Parisien, Freddy Minc est passé de l’autre côté du périphérique dès son agrégation obtenue. « J’enseigne au lycée Galilée de Gennevilliers depuis treize ans. Je me suis senti bien ici dès le départ ». Avec une mère marocaine et un père polonais, il a grandi dans un riche métissage culturel aux accents populaires. Une bourse d’état lui a permis de poursuivre des études en chimie, un domaine qui le passionne. Rien d’étonnant alors que son choix se porte vers un établissement niché dans un quartier qui ressemble à celui de son enfance, le vingtième arrondissement. « Les élèves ici ont envie de réussir, de bénéficier d’une formation que leurs parents n’ont pas forcément eue. »
Freddy Minc depuis toujours marie les couleurs sur des toiles. Joindre ses deux passions pour battre en brèche les a priori sur la chimie lui a semblé naturel. Comment motiver les élèves, comment faire pour qu’ils aiment les sciences ? La réponse tient en un principe : « de la chimie, je n’en ai jamais parlé ». Au départ, il organise un atelier le mercredi après-midi sur son thème fétiche, celui de la couleur. La chimie est partout mais la chimie fait peur. « J’ai choisi de ne pas faire une entrée directe. Dans chaque couleur, il y a des molécules extraites de la nature ou fabriquées en laboratoire ». Pour créer eux-mêmes des couleurs, les élèves recherchent dans la nature des minéraux, végétaux et animaux qui fourniront des pigments. Ils observent les effets des mélanges, découvrant par exemple que le fer associé à un autre élément donne du noir ou du rouge et constatent que c’est la chimie qui explique ces couleurs.

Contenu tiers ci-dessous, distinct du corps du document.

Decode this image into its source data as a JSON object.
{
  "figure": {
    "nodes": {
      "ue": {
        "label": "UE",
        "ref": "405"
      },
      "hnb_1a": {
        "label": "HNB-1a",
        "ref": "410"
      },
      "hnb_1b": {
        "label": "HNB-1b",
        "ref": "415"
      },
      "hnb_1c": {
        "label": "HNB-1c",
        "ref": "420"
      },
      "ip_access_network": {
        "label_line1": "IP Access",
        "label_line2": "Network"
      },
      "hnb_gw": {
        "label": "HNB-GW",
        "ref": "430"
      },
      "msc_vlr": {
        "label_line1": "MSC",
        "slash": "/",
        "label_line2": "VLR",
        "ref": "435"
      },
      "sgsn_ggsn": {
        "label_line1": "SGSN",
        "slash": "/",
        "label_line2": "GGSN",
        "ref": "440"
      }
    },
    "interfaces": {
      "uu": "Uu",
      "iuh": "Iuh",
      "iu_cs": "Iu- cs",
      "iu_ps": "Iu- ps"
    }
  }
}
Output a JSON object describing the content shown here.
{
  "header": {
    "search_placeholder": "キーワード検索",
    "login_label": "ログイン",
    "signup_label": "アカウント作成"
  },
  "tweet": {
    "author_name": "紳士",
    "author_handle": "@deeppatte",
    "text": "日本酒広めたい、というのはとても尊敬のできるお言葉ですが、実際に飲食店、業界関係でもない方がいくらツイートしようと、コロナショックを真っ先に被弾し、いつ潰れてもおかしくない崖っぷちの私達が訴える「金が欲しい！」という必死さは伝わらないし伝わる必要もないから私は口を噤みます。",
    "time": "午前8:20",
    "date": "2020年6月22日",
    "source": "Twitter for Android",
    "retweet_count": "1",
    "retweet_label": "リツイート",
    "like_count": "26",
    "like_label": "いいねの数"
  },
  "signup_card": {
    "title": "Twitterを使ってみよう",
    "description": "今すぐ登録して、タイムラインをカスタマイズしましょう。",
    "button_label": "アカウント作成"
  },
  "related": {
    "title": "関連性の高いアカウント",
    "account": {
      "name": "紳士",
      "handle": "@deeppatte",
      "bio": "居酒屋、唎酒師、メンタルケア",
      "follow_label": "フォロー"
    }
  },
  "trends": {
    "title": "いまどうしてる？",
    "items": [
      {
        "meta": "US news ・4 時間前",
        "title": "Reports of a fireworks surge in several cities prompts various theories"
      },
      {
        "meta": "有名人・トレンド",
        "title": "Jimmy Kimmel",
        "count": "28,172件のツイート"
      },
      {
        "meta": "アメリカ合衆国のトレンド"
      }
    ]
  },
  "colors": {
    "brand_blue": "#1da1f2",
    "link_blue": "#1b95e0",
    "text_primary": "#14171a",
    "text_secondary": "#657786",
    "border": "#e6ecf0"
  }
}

photo_1_site.jpgL’atelier rencontre le succès et les activités investissent d’autres disciplines que la chimie. Il devient un fil conducteur tout au long de l’année pour les sections STL (sciences et techniques de laboratoire). Pour reconnaitre les plantes et réaliser les extractions, les sciences de la vie et de la terre sont sollicitées. Comment la prospérité que tirait la France de l’élaboration de pigments s’éteint progressivement lorsque l’Allemagne développe la fabrication en laboratoire des colorants ? Où trouvait-on la cochenille, la garance ? La curiosité efface les frontières entre les matières. Freddy Minc associe sans peine ses collègues. Dans la salle des profs du lycée Galilée, l’art et la réussite des élèves sont des intérêts partagés. «Le projet est global, interdisciplinaire, ambitieux, pour s’investir toute l’année et dépasser l’amusement ». A chaque année sa thématique et des évènements qui y sont associés où les travaux des élèves sont valorisés en laissant une trace visible et partagée. Tour à tour, la transformation de la matière, l’élaboration d’une palette de pigments, la représentation de la classification de Mendeleiev, les portraits des grandes figures de la chimie ont donné lieu à des manifestations en particulier lors de « Faites de la science » et ont donné aux murs du lycée de nouvelles couleurs.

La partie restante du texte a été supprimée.